- Accueil
- Lutte ouvrière n°1936
- Argentine : Les travailleurs veulent leur part de la relance
Dans le monde
Argentine : Les travailleurs veulent leur part de la relance
L'économie argentine a connu depuis deux ans un net redressement. La dévaluation de la monnaie nationale, le peso, dont la valeur par rapport au dollar a été presque divisée par quatre, a considérablement favorisé le secteur de la bourgeoisie exportatrice.
Sur le marché intérieur, il y a une hausse des prix qui a incité d'autres secteurs de la bourgeoisie nationale à produire à nouveau pour celui-ci, après des années d'argent facile gagné à la Bourse. On a même vu des entreprises locales, notamment dans l'industrie alimentaire, qui avaient été vendues trois fois leur prix au moment où la spéculation était la plus forte, être finalement rachetées après le krach par leurs anciens propriétaires à un prix plus raisonnable, une excellente opération pour ceux qui en ont bénéficié.
Mais cette reprise relative profite surtout aux classes possédantes.

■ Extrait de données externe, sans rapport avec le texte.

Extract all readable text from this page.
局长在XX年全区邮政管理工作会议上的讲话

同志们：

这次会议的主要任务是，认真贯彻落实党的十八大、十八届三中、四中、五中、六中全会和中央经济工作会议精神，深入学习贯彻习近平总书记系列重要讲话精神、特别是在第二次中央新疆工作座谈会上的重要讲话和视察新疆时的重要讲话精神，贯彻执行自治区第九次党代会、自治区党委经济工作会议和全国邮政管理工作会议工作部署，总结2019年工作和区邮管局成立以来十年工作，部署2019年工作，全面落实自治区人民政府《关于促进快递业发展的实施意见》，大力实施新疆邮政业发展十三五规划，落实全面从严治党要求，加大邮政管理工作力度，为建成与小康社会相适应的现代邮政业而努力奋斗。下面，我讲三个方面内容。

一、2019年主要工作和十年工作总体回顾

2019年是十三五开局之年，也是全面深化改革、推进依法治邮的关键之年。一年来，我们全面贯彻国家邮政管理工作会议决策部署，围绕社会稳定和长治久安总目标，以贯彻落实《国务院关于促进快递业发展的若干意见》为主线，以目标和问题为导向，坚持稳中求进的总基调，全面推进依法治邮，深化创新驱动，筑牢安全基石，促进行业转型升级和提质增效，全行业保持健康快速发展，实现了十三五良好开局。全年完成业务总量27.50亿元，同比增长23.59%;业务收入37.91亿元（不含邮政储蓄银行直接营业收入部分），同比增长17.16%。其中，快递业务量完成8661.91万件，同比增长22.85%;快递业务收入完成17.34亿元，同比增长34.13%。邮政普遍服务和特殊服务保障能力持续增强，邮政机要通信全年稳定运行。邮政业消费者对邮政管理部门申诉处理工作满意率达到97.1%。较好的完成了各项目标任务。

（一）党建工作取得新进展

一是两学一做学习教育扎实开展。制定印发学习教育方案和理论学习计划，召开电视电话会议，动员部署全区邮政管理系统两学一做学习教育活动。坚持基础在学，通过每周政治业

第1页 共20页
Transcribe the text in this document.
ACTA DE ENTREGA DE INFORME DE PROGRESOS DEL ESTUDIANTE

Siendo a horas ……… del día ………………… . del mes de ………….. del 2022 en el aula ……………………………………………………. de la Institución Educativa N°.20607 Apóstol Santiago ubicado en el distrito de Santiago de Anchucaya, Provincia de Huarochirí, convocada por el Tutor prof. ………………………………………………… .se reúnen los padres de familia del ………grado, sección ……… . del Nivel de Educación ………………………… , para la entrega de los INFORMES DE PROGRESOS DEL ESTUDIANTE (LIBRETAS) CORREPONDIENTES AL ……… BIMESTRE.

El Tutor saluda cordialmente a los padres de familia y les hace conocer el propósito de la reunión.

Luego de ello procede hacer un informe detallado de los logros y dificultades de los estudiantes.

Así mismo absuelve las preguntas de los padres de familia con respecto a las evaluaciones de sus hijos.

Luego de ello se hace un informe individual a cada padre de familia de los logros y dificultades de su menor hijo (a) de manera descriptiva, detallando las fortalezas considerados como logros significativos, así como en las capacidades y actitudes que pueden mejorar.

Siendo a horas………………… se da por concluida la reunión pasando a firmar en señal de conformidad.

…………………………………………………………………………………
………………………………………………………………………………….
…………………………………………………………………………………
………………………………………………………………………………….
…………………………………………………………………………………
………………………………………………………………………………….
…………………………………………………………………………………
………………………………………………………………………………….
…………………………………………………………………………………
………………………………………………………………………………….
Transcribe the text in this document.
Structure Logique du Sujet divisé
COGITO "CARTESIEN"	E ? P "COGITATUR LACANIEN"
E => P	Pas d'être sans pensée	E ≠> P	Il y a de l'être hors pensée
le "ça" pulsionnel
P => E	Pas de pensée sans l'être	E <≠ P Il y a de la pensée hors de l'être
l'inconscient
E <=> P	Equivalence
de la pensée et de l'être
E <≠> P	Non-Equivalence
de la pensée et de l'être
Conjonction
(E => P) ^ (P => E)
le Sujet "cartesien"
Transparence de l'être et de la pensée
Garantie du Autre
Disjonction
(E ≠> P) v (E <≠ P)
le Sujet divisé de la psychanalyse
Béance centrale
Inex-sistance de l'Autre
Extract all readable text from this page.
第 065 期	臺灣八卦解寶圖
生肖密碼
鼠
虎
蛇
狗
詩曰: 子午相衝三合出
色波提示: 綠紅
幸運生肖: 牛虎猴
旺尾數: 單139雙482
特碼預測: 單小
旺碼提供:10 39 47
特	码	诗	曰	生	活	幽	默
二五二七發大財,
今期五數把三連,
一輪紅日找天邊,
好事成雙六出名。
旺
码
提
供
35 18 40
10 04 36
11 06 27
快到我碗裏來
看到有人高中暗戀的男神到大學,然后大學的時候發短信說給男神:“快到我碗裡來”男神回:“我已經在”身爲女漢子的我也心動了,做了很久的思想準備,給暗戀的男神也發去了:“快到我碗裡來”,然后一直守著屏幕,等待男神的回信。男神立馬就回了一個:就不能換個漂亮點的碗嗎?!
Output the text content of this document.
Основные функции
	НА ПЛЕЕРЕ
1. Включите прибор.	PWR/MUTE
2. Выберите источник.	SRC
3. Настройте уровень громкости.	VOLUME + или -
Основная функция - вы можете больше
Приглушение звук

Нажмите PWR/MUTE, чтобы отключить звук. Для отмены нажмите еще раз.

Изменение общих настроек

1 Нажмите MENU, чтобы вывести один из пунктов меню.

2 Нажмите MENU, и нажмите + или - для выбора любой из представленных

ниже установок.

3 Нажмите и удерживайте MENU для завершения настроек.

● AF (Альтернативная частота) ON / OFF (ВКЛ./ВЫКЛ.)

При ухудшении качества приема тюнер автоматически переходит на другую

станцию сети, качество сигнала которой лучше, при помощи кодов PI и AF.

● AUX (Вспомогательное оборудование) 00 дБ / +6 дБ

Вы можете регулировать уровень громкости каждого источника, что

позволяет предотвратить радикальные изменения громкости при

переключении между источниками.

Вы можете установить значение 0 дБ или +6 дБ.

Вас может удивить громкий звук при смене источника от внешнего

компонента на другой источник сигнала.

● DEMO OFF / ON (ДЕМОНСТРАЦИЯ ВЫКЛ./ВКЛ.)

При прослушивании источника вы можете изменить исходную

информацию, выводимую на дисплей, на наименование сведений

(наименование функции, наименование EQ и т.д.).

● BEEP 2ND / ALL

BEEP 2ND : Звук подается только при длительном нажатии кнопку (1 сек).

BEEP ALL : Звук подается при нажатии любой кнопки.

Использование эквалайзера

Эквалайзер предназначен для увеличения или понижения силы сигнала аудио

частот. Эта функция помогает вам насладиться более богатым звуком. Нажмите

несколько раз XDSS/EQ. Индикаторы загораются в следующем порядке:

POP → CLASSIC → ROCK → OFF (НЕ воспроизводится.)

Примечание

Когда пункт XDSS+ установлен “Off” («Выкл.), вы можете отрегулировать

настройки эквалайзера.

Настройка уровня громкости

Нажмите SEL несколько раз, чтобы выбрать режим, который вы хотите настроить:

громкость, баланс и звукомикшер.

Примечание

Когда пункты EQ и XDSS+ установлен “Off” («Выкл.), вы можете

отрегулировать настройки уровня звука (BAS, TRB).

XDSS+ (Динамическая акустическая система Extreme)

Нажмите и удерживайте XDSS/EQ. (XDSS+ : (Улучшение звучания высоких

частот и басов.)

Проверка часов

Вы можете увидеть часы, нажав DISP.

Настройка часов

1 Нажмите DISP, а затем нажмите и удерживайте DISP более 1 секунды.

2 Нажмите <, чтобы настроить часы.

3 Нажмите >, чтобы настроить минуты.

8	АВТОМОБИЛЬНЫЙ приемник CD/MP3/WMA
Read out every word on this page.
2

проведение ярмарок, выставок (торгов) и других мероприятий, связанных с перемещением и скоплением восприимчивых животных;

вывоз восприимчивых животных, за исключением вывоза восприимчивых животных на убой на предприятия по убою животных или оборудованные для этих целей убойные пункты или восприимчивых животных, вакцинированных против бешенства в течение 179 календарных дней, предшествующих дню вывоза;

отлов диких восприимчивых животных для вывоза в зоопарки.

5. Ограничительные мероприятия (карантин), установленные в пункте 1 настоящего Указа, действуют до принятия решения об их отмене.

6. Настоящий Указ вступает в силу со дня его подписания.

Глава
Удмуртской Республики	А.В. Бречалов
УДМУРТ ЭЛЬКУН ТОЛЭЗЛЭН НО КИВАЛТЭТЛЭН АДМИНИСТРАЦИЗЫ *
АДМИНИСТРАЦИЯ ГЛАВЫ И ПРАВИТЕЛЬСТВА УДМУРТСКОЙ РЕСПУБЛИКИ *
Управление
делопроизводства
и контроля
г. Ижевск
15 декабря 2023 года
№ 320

Elle reste bien insuffisante par exemple pour sortir la moitié de la population de la misère, notamment dans les provinces les moins industrialisées et les moins urbanisées.
En revanche dans la province de Buenos Aires, où se concentre le tiers des quelque 37 millions d'Argentins, aussi bien la petite bourgeoisie, qui avait vu ses économies gelées au moment du krach, qu'une partie des salariés ont connu un redressement de leur situation. Ceux qui avaient des économies les ont dans une large mesure récupérées. Les salaires ont connu également un réajustement tenant en partie compte de la dévaluation. Et on assiste aussi à une institutionnalisation d'une partie du secteur des «entreprises récupérées», ces entreprises relancées par les salariés, souvent parce que les patrons les avaient abandonnées, et dont certaines sont désormais devenues des coopératives, sans patrons mais soumises aux mêmes contraintes que les autres entreprises.
Ce climat économique a incité les salariés dont les salaires restaient bloqués à se mettre en grève, et dans plusieurs secteurs les travailleurs revendiquent des hausses des salaires. Le coup d'envoi a été donné au début de cette années par les travailleurs du métro de la capitale qui, outre des augmentations de salaires, ont réussi à imposer que leurs horaires de travail n'augmentent pas, ce qui a obligé leur employeur (privé) à embaucher.
Cette grève a fait des émules et, cet été, ce sont les infirmières et les salariés de l'hôpital de Garrahan, spécialisé dans le traitement des enfants cancéreux, qui réclamaient à la fois un salaire de base de 1800 pesos et une augmentation égale pour tous de 600 pesos. En effet les services statistiques du président Kirchner claironnent partout que le «panier de la ménagère» est de 1800 pesos: c'est donc cette somme que réclament ceux de Garrahan, dont les salaires sont bloqués depuis quatorze ans.
Les travailleurs ont d'autant plus de raisons de revendiquer que le succès des exportations argentines s'accompagne de prélèvements fiscaux de la part de l'État qui font que celui-ci dispose actuellement d'une confortable cagnotte.
Pour bien des travailleurs qui gagnent parfois jusqu'à trois fois moins que ce que revendiquent ceux de Garrahan, ce serait un encouragement à revendiquer également. En pleine campagne électorale (on votera en octobre prochain), ce n'est pas le signal que le gouvernement Kirchner a l'intention de lancer, et son ministre de la Santé, épaulé par la bureaucratie syndicale de la CGT péroniste, a mis la pression sur les dirigeants de l'hôpital pour qu'ils ne cèdent pas. Mais les multiples provocations et une campagne de presse hostile aux grévistes, les accusant mensongèrement d'abandonner leurs jeunes patients, ont eu, pour le moment, l'effet inverse et ont renforcé la détermination des grévistes, qui sont soutenu par les parents des enfants hospitalisés et qui envisageaient, fin août, de s'adresser à d'autres salariés, pour étendre leur action pour une revendication qui concerne tous les travailleurs argentins.